Why Dominicans Eat Habichuelas Con Dulce on Easter
This Is Why Dominicans Eat Habichuelas Con Dulce During Semana Santa
While I don't consider myself religious, every year I look forward to Semana Santa (Holy Week). Growing up, I remember my excitement for the meals we would eat that week including pescado de coco (fish in coconut milk) with arroz con guandules on Viernes Santos (Good Friday) and the large batch of Dominican habichuelas con dulce my abuela Celeste always makes. Dominicans love this rich and creamy dish that's traditionally made with red kidney beans, coconut milk, evaporated milk, sugar, raisins, cinnamon sticks, cloves, allspice, Dominican vanilla extract, and batata (Dominican sweet potato). But the history behind it is even more interesting than the dessert itself.
"Habichuelas con dulce, our widely revered dessert-style sweet bean dish, which like our Noche Buena or Christmas tradition of pasteles, is made and consumed only during Lent season. [It] is one dish that illustrates deep influence from many other cultures," says Yadira Garcia of Happy Healthy Latina, a certified natural foods chef and educator of Dominican descent. "As a Chef that prides myself on rescuing our gastronomic history for our current and future generations, while also promoting it with understanding, reverence, and pride; it's always fascinating to pick apart and examine the threads that weave together our dishes."
Where Does Dominican Habichuela Con Dulce Originate From?
"The origins of this dish are unknown. Some say it was brought over to the Dominican Republic via the trans-Atlantic slave trade, others say that it was brought from Turkey in the 19th century, but I believe both things could be true," says Dominican Pastry Chef, activist, and long-time supporter of No Kid Hungry, Paola Velez, who also co-founded and launched Bakers Against Racism.
Garcia points out that Dominican habichuelas con dulce isn't the only sweet bean dessert that exists. Quite a few cultures including Chinese, South African, Middle Eastern, French and Spanish cultures all have their own version of a sweet bean dish.
"The most notable similarities come from African slaves that had a dish called frijol colados with coconut milk and ashure, which is a sweet bean dish that comes from the Turkish. Lastly, Spaniards have a dish called firjoles azucarados," Garcia says. "It has also been suggested through island recounts and writing that the addition of sweet potato comes from our Taino ancestors. The ultimate combination seems to be a mix of several traditions and influences."
How Did it Become a Dish Associated With Semana Santa?
There's not enough information on why this dish is very specifically eaten during Semana Santa. But there are some theories based on when similar dishes from other cultures were consumed historically.

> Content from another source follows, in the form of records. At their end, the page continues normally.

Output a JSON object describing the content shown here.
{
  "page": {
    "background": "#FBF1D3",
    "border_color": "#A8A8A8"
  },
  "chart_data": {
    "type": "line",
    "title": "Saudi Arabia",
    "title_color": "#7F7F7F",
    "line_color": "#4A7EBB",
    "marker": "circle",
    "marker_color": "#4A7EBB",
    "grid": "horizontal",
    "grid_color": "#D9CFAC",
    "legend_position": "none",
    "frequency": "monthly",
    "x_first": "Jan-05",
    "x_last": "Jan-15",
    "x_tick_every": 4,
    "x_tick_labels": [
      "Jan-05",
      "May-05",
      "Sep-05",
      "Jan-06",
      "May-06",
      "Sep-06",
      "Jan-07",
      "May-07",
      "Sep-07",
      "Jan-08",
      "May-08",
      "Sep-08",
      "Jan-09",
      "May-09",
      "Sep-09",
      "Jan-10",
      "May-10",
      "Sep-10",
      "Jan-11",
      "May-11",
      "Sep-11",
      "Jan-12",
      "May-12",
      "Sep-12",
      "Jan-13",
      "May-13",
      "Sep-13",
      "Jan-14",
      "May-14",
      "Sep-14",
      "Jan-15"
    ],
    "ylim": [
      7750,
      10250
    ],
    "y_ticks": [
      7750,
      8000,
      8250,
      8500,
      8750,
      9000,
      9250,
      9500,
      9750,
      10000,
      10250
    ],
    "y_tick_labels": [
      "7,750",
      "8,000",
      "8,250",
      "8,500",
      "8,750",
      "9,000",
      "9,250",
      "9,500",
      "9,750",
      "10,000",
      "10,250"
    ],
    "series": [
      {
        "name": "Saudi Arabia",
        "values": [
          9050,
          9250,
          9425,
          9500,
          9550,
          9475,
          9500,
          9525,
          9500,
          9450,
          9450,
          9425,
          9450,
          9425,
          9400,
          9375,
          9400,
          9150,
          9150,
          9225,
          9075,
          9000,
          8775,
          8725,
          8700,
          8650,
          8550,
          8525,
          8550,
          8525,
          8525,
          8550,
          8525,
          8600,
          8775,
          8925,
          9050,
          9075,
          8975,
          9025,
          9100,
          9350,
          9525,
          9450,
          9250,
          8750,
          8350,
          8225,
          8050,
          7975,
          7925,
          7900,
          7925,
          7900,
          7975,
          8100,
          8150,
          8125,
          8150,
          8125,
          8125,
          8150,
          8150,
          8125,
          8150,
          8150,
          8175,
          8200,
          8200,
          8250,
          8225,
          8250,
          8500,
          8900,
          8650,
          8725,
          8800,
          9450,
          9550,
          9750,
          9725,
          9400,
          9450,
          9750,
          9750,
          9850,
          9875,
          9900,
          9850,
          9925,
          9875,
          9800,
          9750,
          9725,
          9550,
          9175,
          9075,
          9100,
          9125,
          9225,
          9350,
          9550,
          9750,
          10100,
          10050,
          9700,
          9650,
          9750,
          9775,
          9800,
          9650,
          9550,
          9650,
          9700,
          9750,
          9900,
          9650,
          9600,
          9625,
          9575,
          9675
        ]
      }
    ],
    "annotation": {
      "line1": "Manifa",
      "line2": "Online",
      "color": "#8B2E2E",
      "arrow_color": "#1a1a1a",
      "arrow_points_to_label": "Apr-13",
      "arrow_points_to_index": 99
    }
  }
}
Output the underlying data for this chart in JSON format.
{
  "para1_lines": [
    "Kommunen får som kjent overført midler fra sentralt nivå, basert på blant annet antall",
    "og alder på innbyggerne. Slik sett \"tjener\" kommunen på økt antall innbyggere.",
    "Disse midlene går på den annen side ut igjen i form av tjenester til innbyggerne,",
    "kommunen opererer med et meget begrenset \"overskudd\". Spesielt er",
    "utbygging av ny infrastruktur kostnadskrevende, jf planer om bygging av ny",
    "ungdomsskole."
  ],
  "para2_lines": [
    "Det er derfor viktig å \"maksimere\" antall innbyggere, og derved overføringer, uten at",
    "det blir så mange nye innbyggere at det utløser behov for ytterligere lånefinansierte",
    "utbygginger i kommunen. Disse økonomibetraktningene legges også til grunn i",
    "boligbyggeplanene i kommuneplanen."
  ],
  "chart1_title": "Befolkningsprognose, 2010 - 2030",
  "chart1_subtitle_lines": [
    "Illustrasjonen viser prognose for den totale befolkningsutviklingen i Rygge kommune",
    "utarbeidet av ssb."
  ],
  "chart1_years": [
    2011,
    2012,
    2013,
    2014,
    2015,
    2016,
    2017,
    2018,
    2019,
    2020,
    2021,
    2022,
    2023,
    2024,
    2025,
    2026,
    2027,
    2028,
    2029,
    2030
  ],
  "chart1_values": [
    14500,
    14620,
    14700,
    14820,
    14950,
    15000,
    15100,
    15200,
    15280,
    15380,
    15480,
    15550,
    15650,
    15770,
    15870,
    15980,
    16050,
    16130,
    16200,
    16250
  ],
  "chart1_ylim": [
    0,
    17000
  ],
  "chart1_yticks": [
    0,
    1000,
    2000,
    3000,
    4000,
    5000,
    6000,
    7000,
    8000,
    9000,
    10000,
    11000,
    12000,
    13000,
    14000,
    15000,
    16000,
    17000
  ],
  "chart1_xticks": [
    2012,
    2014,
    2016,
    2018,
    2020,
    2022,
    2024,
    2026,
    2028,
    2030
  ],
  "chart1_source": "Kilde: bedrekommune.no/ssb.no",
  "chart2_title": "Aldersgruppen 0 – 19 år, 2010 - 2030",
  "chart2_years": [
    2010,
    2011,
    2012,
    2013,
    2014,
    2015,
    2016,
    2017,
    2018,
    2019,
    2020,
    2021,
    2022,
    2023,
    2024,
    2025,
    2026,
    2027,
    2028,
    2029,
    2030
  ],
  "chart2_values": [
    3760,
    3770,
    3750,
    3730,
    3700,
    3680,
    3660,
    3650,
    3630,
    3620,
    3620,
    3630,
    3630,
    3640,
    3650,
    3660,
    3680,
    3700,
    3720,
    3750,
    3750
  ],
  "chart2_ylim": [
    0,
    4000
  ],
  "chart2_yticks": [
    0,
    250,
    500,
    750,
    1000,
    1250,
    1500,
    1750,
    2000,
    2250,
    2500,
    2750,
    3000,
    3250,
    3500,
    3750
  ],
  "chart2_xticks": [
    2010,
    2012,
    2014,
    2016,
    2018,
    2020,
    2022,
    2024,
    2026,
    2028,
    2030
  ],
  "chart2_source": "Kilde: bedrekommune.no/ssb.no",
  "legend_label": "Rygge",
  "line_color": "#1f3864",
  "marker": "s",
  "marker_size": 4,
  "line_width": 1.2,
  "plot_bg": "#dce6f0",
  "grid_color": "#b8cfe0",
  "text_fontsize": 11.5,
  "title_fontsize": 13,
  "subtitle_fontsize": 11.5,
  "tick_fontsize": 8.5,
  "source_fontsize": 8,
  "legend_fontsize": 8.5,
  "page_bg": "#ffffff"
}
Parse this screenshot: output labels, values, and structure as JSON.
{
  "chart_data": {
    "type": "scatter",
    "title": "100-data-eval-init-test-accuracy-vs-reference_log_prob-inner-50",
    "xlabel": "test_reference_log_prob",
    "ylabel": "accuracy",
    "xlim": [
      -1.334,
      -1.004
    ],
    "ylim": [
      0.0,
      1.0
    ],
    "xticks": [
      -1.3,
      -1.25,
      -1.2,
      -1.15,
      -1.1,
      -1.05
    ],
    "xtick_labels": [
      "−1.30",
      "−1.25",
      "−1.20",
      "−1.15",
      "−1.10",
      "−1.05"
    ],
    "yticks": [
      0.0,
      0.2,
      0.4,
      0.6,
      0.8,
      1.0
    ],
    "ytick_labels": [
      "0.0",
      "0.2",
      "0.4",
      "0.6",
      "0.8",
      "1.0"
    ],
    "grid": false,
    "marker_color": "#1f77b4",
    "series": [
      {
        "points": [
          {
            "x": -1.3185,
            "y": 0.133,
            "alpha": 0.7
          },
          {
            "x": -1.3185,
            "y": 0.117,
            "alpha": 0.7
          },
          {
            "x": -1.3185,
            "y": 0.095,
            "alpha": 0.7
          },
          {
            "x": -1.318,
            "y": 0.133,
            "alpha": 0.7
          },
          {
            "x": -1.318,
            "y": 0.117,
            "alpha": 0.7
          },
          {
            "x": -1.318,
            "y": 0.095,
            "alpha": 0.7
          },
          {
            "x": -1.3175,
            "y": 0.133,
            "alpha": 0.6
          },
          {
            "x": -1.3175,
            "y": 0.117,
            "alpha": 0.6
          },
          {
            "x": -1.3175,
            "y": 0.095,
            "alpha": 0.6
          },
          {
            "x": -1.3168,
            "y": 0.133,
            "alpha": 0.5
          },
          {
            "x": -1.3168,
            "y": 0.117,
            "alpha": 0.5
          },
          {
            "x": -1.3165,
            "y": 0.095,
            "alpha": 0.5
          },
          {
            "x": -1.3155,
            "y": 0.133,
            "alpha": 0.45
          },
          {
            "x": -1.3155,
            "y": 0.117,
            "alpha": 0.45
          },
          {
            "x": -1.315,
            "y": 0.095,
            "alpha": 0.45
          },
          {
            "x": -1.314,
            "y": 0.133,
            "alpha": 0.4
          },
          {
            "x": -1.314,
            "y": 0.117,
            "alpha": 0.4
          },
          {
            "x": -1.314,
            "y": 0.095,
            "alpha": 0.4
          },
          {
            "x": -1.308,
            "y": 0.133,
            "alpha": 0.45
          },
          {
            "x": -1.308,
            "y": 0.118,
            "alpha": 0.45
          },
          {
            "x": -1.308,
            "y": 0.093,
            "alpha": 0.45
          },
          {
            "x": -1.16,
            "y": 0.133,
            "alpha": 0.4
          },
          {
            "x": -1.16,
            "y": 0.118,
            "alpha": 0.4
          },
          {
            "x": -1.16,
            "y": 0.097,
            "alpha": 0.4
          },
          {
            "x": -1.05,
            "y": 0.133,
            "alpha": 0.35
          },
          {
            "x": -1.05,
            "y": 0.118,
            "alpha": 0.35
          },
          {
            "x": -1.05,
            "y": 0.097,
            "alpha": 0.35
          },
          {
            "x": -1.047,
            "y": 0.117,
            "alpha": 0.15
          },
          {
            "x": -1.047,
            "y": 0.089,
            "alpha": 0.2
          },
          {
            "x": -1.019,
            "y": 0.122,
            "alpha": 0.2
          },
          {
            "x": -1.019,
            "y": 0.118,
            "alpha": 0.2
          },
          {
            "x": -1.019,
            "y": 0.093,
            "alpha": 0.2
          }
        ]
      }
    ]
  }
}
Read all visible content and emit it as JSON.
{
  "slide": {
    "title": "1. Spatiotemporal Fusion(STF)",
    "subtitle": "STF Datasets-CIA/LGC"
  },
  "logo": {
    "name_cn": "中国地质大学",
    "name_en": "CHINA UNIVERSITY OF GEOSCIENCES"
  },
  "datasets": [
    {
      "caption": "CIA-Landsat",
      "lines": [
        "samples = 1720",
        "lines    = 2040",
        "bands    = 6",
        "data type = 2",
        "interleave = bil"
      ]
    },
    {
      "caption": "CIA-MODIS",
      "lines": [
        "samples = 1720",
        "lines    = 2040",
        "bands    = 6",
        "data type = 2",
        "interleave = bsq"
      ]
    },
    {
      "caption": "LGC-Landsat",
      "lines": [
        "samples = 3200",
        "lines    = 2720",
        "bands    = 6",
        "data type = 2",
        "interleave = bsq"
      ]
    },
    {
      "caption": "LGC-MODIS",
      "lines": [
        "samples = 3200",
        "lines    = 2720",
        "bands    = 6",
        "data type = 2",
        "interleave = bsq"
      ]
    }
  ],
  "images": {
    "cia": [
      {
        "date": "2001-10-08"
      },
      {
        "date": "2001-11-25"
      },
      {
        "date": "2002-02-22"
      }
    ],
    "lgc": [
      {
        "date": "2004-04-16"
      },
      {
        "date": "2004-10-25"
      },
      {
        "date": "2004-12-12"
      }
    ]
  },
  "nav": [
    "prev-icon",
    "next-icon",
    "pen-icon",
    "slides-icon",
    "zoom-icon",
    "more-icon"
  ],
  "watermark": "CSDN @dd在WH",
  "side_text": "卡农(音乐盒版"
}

"This apparition of this exclusive Dominican dish is the culinary centerpiece to a Lenten celebration. Here we find historical references and ties to the way the Turkish from the Ottoman Empire, 19th century, consumed their dish ashure or "Noah's Pudding," as it was also referenced," Garcia adds. "Akin to the Turkish style of consumption during the Ottoman Empire, this sweet bean dish was specifically consumed after a period of fasting during the first month of the Islamic calendar. After which it was customary to share ashure with family, neighbors, and friends. Here we can find what may be one of the most formative or convincing influences in how the dish was consumed and became an integral part of our own religious celebration." Garcia notes that while it's traditional to see beans being made in a Dominican household several times a week, this specific dish is only reserved for this very specific celebration and season.
Why Are Sweet Crackers Usually Accompanied With This Dessert?
"Las galletitas de leche are engraved with a cross. While these milk cookies might have parallels with a communion wafer, I feel like casaba would most resemble the communion wafer," says Chef Velez. "But both casaba and milk cookies are available year-round. I think like in most Latine countries, we integrate our collective Catholic beliefs into everyday products. I mean, the Dominican flag does have the Bible in it."
"From a culinary standpoint, we would observe this as a way to "sop up" or soak up the delicious bean juice, with the cassava being a salty offset to the sweet," Garcia says. "However, the infamous galletas we often see are made from a brand called Guarina, which puts crosses on its crackers. Lending to the deep influence, identification, and pervasiveness of Catholicism in the Dominican Republic."
While some enjoy this dish cold, most like to eat it hot in a small bowl with the Guarina Galletas Dulce de Leche sprinkled on top. I usually like to give myself at least an hour after consuming Easter dinner before I hit up the habichuelas con dulce because this will fill you up like an entire meal.